Dayal's writing feels, to me, a lot like sitting around with a music nerd friend and intricately picking apart the glories of your favourite album in a meandering, discuss-as-you-think-of-it manner. The book has historical anecdote, which Dayal was keen to draw from sources other than already published biographies and auto-biographical books. A central chapter (all of which are named for phrases from Eno's famous Oblique Strategies), gives a track-by-track rundown of the entire album, but this is relatively brief. There is in depth discussion of how the album relates to other work - indeed a few chapters are devoted to Discreet Music, released in the same year as Another Green World. Interviews were held with some of the players on the album (and other Eno-related albums), giving insight into the overwhelmingly playful nature that contradicts his some time image as a dry academic. Personal historical context is provided, pointing out Eno's motivations. The best chapter, though, titled "Remove specifics and convert to ambiguities", highlights Dayal's free ranging, enlightening discussion. Starting with the quality of consumer stereo equipment in the mid-'70s, through Eno's thoughts on the place of vocals, comparisons with key scenes and filming techniques in Kubrick's Barry Lyndon, the balance of 'songs' and 'music', the philosophical importance of track titles, to the amount of space producers like compared to what listeners like in music (listeners are happy with much more - producers get paranoid about leaving it).
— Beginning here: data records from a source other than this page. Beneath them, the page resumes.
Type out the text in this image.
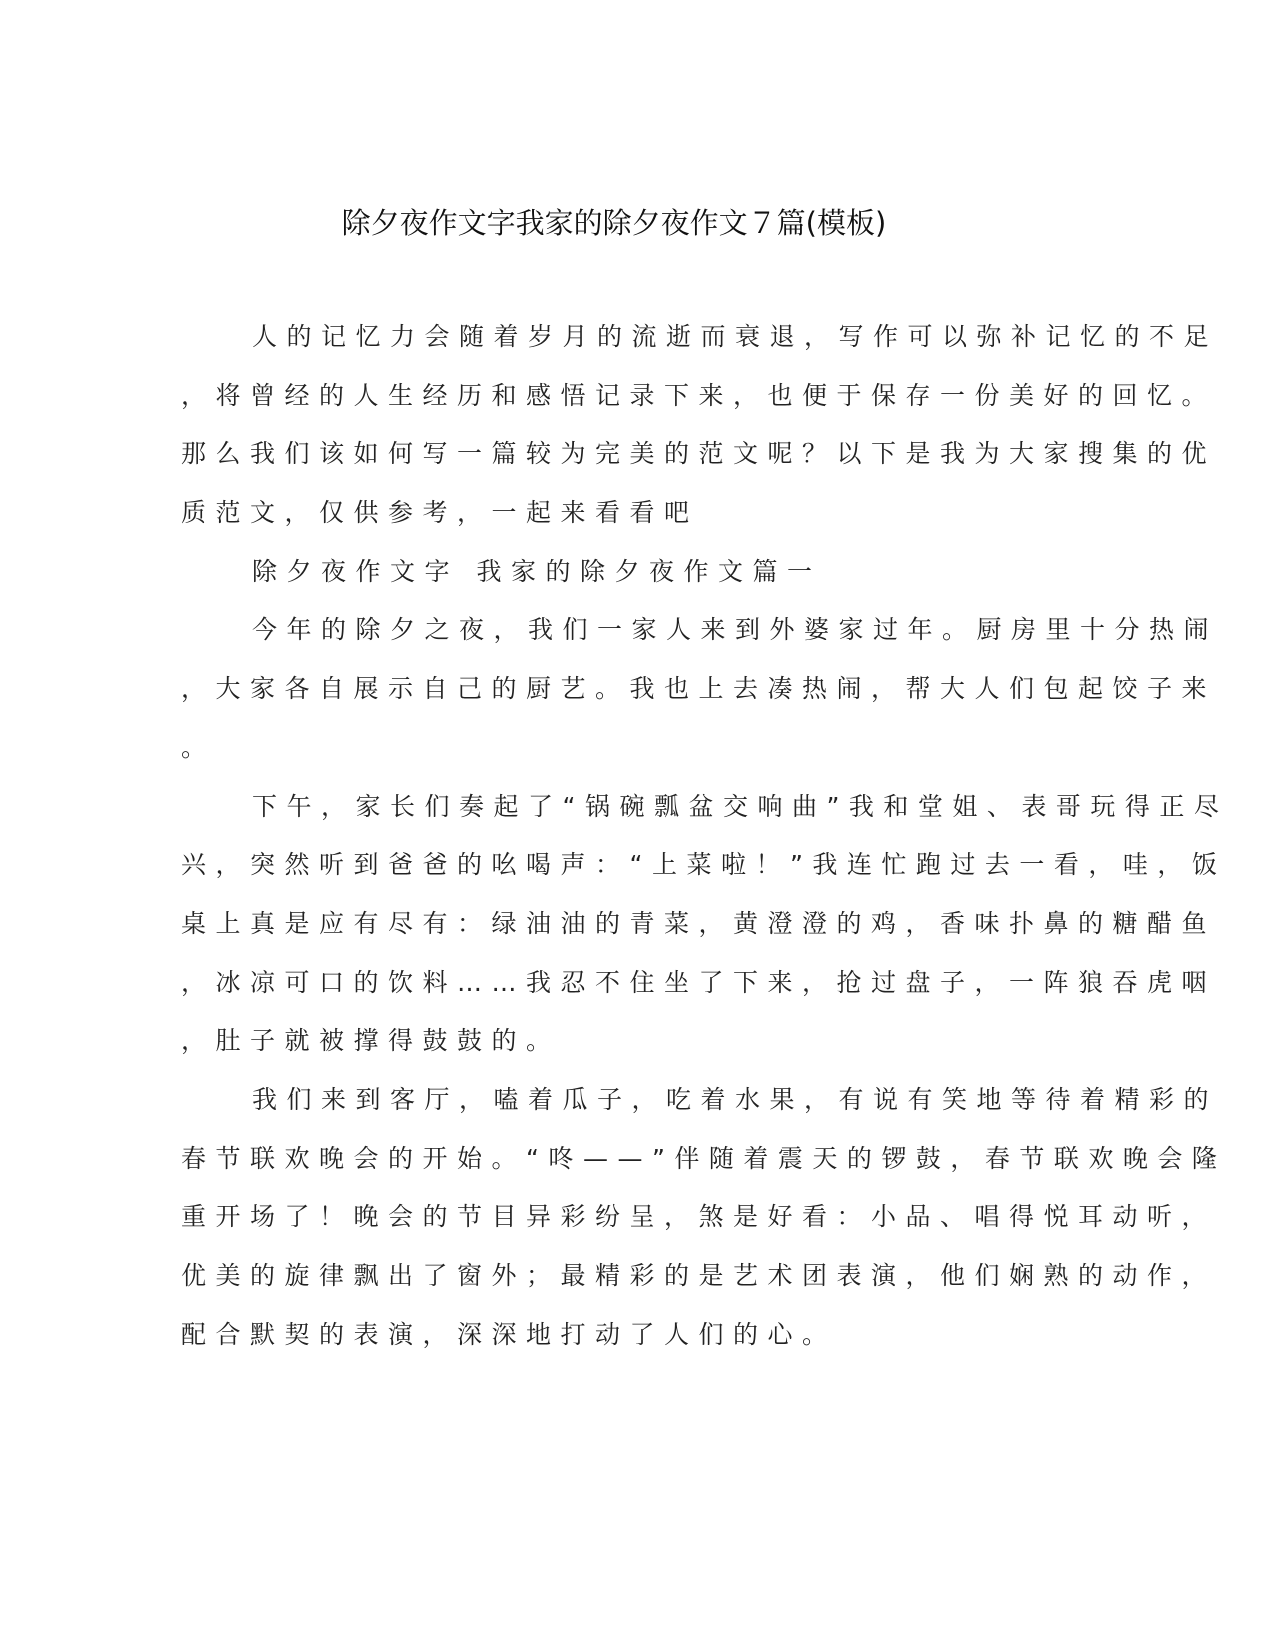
除夕夜作文字我家的除夕夜作文７篇(模板)
人的记忆力会随着岁月的流逝而衰退，写作可以弥补记忆的不足
，将曾经的人生经历和感悟记录下来，也便于保存一份美好的回忆。
那么我们该如何写一篇较为完美的范文呢？以下是我为大家搜集的优
质范文，仅供参考，一起来看看吧
除夕夜作文字 我家的除夕夜作文篇一
今年的除夕之夜，我们一家人来到外婆家过年。厨房里十分热闹
，大家各自展示自己的厨艺。我也上去凑热闹，帮大人们包起饺子来
。
下午，家长们奏起了“锅碗瓢盆交响曲”我和堂姐、表哥玩得正尽
兴，突然听到爸爸的吆喝声：“上菜啦！”我连忙跑过去一看，哇，饭
桌上真是应有尽有：绿油油的青菜，黄澄澄的鸡，香味扑鼻的糖醋鱼
，冰凉可口的饮料……我忍不住坐了下来，抢过盘子，一阵狼吞虎咽
，肚子就被撑得鼓鼓的。
我们来到客厅，嗑着瓜子，吃着水果，有说有笑地等待着精彩的
春节联欢晚会的开始。“咚——”伴随着震天的锣鼓，春节联欢晚会隆
重开场了！晚会的节目异彩纷呈，煞是好看：小品、唱得悦耳动听，
优美的旋律飘出了窗外；最精彩的是艺术团表演，他们娴熟的动作，
配合默契的表演，深深地打动了人们的心。
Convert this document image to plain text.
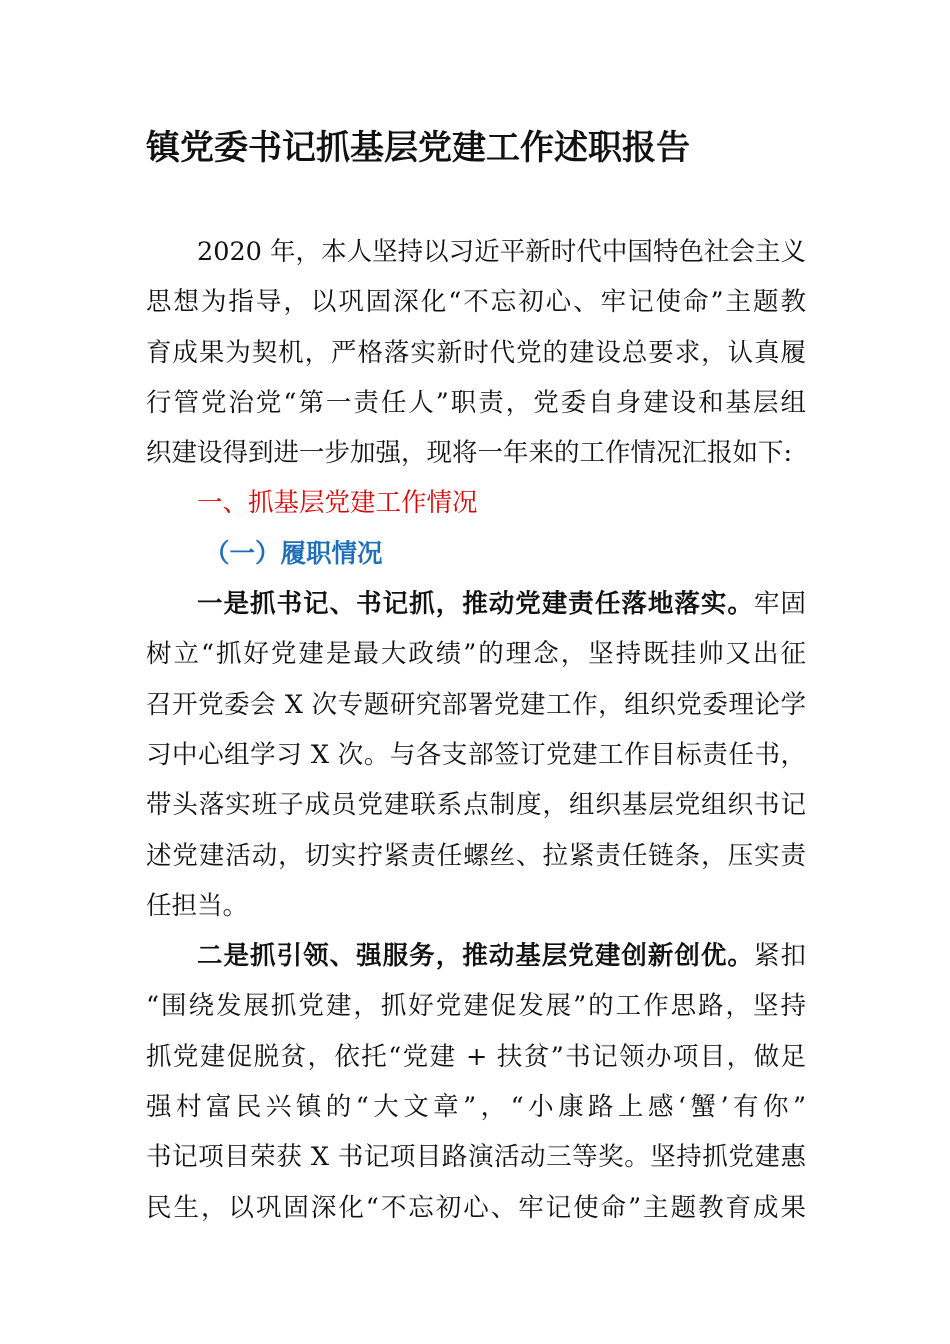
镇党委书记抓基层党建工作述职报告
2020 年，本人坚持以习近平新时代中国特色社会主义
思想为指导，以巩固深化“不忘初心、牢记使命”主题教
育成果为契机，严格落实新时代党的建设总要求，认真履
行管党治党“第一责任人”职责，党委自身建设和基层组
织建设得到进一步加强，现将一年来的工作情况汇报如下:
一、抓基层党建工作情况
（一）履职情况
一是抓书记、书记抓，推动党建责任落地落实。牢固
树立“抓好党建是最大政绩”的理念，坚持既挂帅又出征
召开党委会 X 次专题研究部署党建工作，组织党委理论学
习中心组学习 X 次。与各支部签订党建工作目标责任书，
带头落实班子成员党建联系点制度，组织基层党组织书记
述党建活动，切实拧紧责任螺丝、拉紧责任链条，压实责
任担当。
二是抓引领、强服务，推动基层党建创新创优。紧扣
“围绕发展抓党建，抓好党建促发展”的工作思路，坚持
抓党建促脱贫，依托“党建 + 扶贫”书记领办项目，做足
强村富民兴镇的“大文章”，“小康路上感‘蟹’有你”
书记项目荣获 X 书记项目路演活动三等奖。坚持抓党建惠
民生，以巩固深化“不忘初心、牢记使命”主题教育成果
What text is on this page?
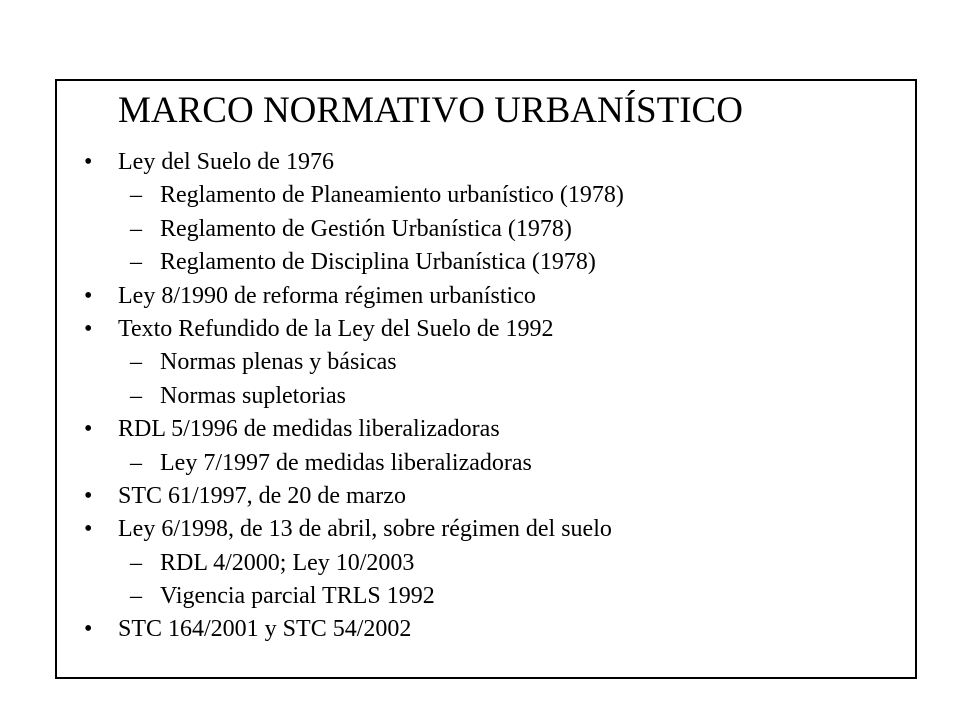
MARCO NORMATIVO URBANÍSTICO
• Ley del Suelo de 1976
– Reglamento de Planeamiento urbanístico (1978)
– Reglamento de Gestión Urbanística (1978)
– Reglamento de Disciplina Urbanística (1978)
• Ley 8/1990 de reforma régimen urbanístico
• Texto Refundido de la Ley del Suelo de 1992
– Normas plenas y básicas
– Normas supletorias
• RDL 5/1996 de medidas liberalizadoras
– Ley 7/1997 de medidas liberalizadoras
• STC 61/1997, de 20 de marzo
• Ley 6/1998, de 13 de abril, sobre régimen del suelo
– RDL 4/2000; Ley 10/2003
– Vigencia parcial TRLS 1992
• STC 164/2001 y STC 54/2002
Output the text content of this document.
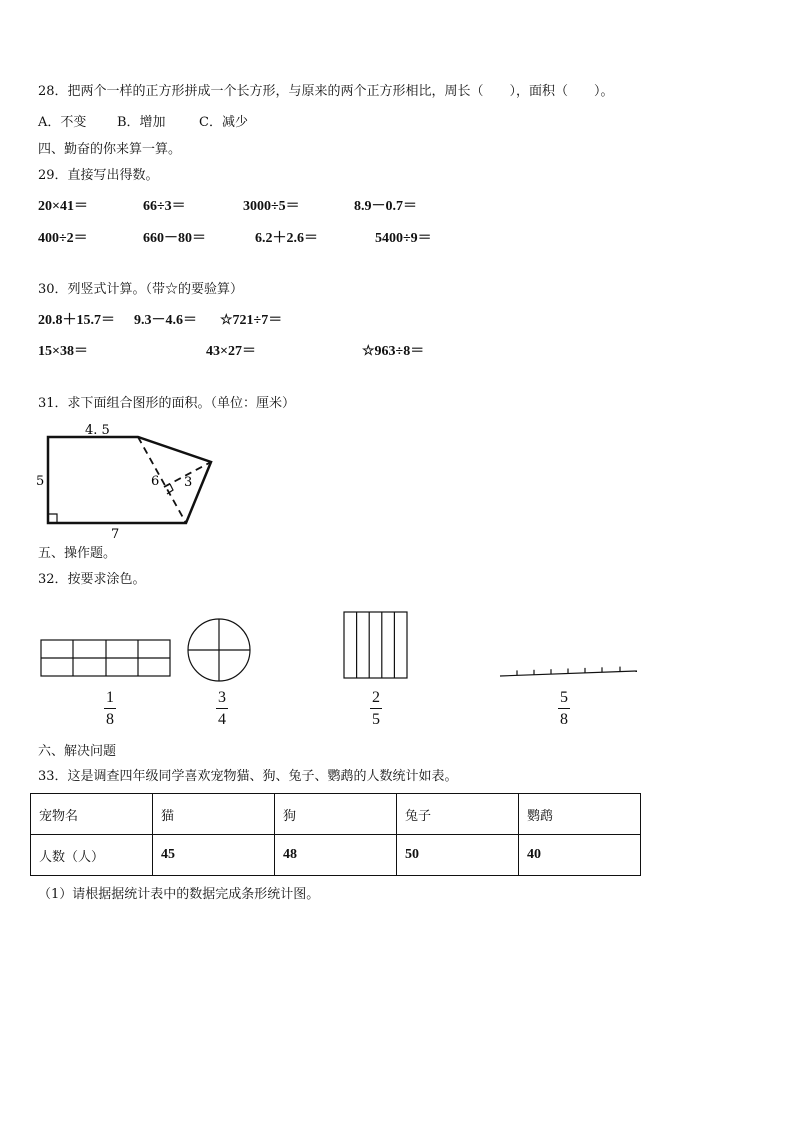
28．把两个一样的正方形拼成一个长方形，与原来的两个正方形相比，周长（　　），面积（　　）。
A．不变 B．增加	C．减少
四、勤奋的你来算一算。
29．直接写出得数。
20×41＝	66÷3＝	3000÷5＝	8.9－0.7＝
400÷2＝	660－80＝	6.2＋2.6＝	5400÷9＝
30．列竖式计算。（带☆的要验算）
20.8＋15.7＝ 9.3－4.6＝ ☆721÷7＝
15×38＝	43×27＝	☆963÷8＝
31．求下面组合图形的面积。（单位：厘米）
4. 5
5
7
6 3
五、操作题。
32．按要求涂色。
1
8
3
4
2
5
5
8
六、解决问题
33．这是调查四年级同学喜欢宠物猫、狗、兔子、鹦鹉的人数统计如表。
宠物名	猫	狗	兔子	鹦鹉
人数（人）	45	48	50	40
（1）请根据据统计表中的数据完成条形统计图。
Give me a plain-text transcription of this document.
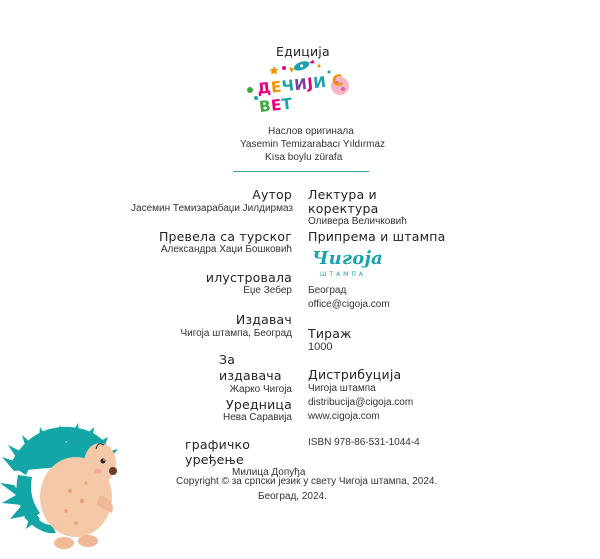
Едиција
ДЕЧИЈИ СВЕТ
Наслов оригинала
Yasemin Temizarabacı Yıldırmaz
Kısa boylu zürafa
Аутор
Јасемин Темизарабаџи Јилдирмаз
Превела са турског
Александра Хаџи Бошковић
илустровала
Еџе Зебер
Издавач
Чигоја штампа, Београд
За
издавача
Жарко Чигоја
Уредница
Нева Саравија
графичко
уређење
Милица Допуђа
Лектура и
коректура
Оливера Величковић
Припрема и штампа
Чигоја
ШТАМПА
Београд
office@cigoja.com
Тираж
1000
Дистрибуција
Чигоја штампа
distribucija@cigoja.com
www.cigoja.com
ISBN 978-86-531-1044-4
Copyright © за српски језик у свету Чигоја штампа, 2024.
Београд, 2024.
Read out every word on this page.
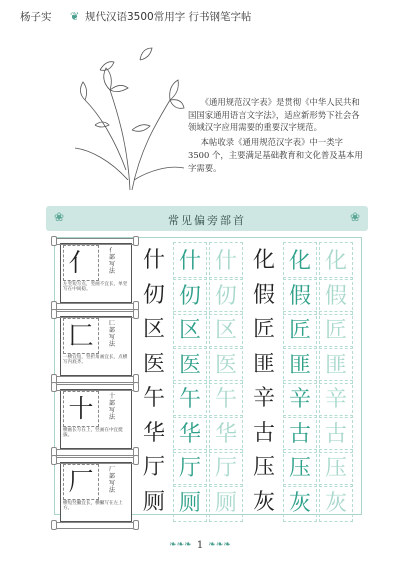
杨子实 ❦ 规代汉语3500常用字 行书钢笔字帖

《通用规范汉字表》是贯彻《中华人民共和国国家通用语言文字法》，适应新形势下社会各领域汉字应用需要的重要汉字规范。

本帖收录《通用规范汉字表》中一类字 3500 个，主要满足基础教育和文化普及基本用字需要。

❀	常见偏旁部首	❀
亻	亻部写法
左竖短写点，竖画不宜长，单竖写在中间稳。
匚	匚部写法
一横宜短，竖折角画宜长，点横写内底齐。
十	十部写法
横画长写在上，竖画在中宜挺拔。
厂	厂部写法
横短竖撇宜长，横撇写在左上方。
什 什 什 化 化 化
仞 仞 仞 假 假 假
区 区 区 匠 匠 匠
医 医 医 匪 匪 匪
午 午 午 辛 辛 辛
华 华 华 古 古 古
厅 厅 厅 压 压 压
厕 厕 厕 灰 灰 灰
❧❧❧ 1 ❧❧❧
All in the space of nine small pages. This meandering, echoed throughout, gives the book its intimate, conversational tone, heightening that feeling of being inspired by the music and inspired to hear it over again.

It's an old book now, but if you're an Eno fan and this is something you haven't read, it covers different ground to the other major published works. If you're not particularly an Eno fan, its tone and very readable length make it a great in point to one of his key works and, indeed, his greater body of work. As with all the titles in the 33⅓ series that I've read, Dayal has produced a highly rewarding book.